Trump administration permitting stalls $121 billion in solar and wind projects
Permitting delays are putting $121 billion and 92 GW of wind, solar and storage at risk as data-center demand strains the grid.

Federal permitting delays are putting more than $121 billion in renewable-energy investment at risk, with 92 gigawatts of new wind, solar and storage supply hanging in the balance. The slowdown lands as utilities and developers race to add power for data centers, electrification and manufacturing, while solar, batteries and wind made up nearly 90% of the record 53 gigawatts of new U.S. generating capacity added in 2025.
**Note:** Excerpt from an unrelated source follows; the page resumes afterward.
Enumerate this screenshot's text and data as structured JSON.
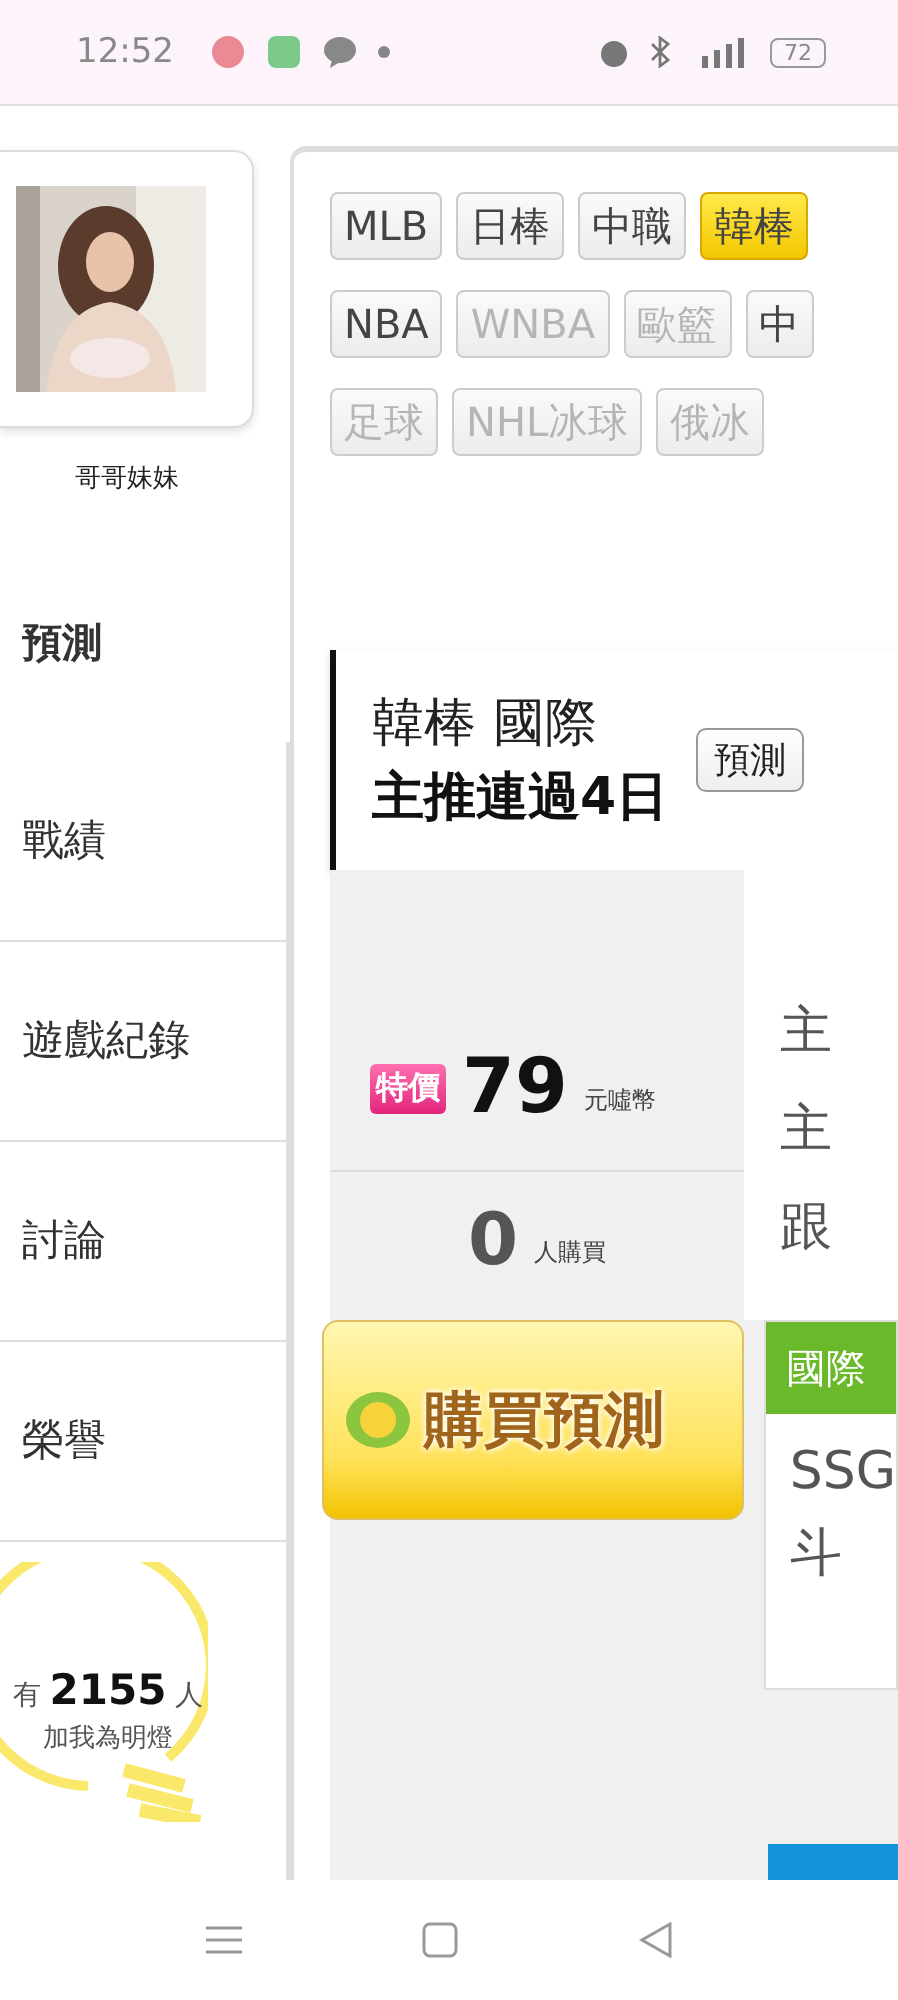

An August 2025 Interior Department order issued by Doug Burgum has added new hurdles for projects seeking federal approvals. The Federal Energy Regulatory Commission is also pressing grid operators to create a faster interconnection path, but utility-scale queues remain a major bottleneck in regions seeing heavy data-center growth, where developers can spend years waiting to connect new plants to the grid.

The Solar Energy Industries Association put more than 500 solar and storage projects totaling nearly 116 gigawatts at risk in November 2025, more than half of all new power planned in the United States through 2030. The association's Q2 2026 outlook: permitting continues to constrain near-term capacity additions because of the Interior Department’s memorandum on solar and wind development. The association's Q1 2026 market report put U.S. solar additions at 7.8 gigawatts in the first quarter and solar and storage at more than 90% of new power.
A federal judge vacated a Trump administration policy on June 8 that had made it tougher for wind and solar projects to claim federal tax subsidies. Separately, the July 4, 2025 tax law set a deadline for solar and wind projects to begin construction by July 4, 2026 or be placed in service by the end of 2027 to qualify for federal incentives.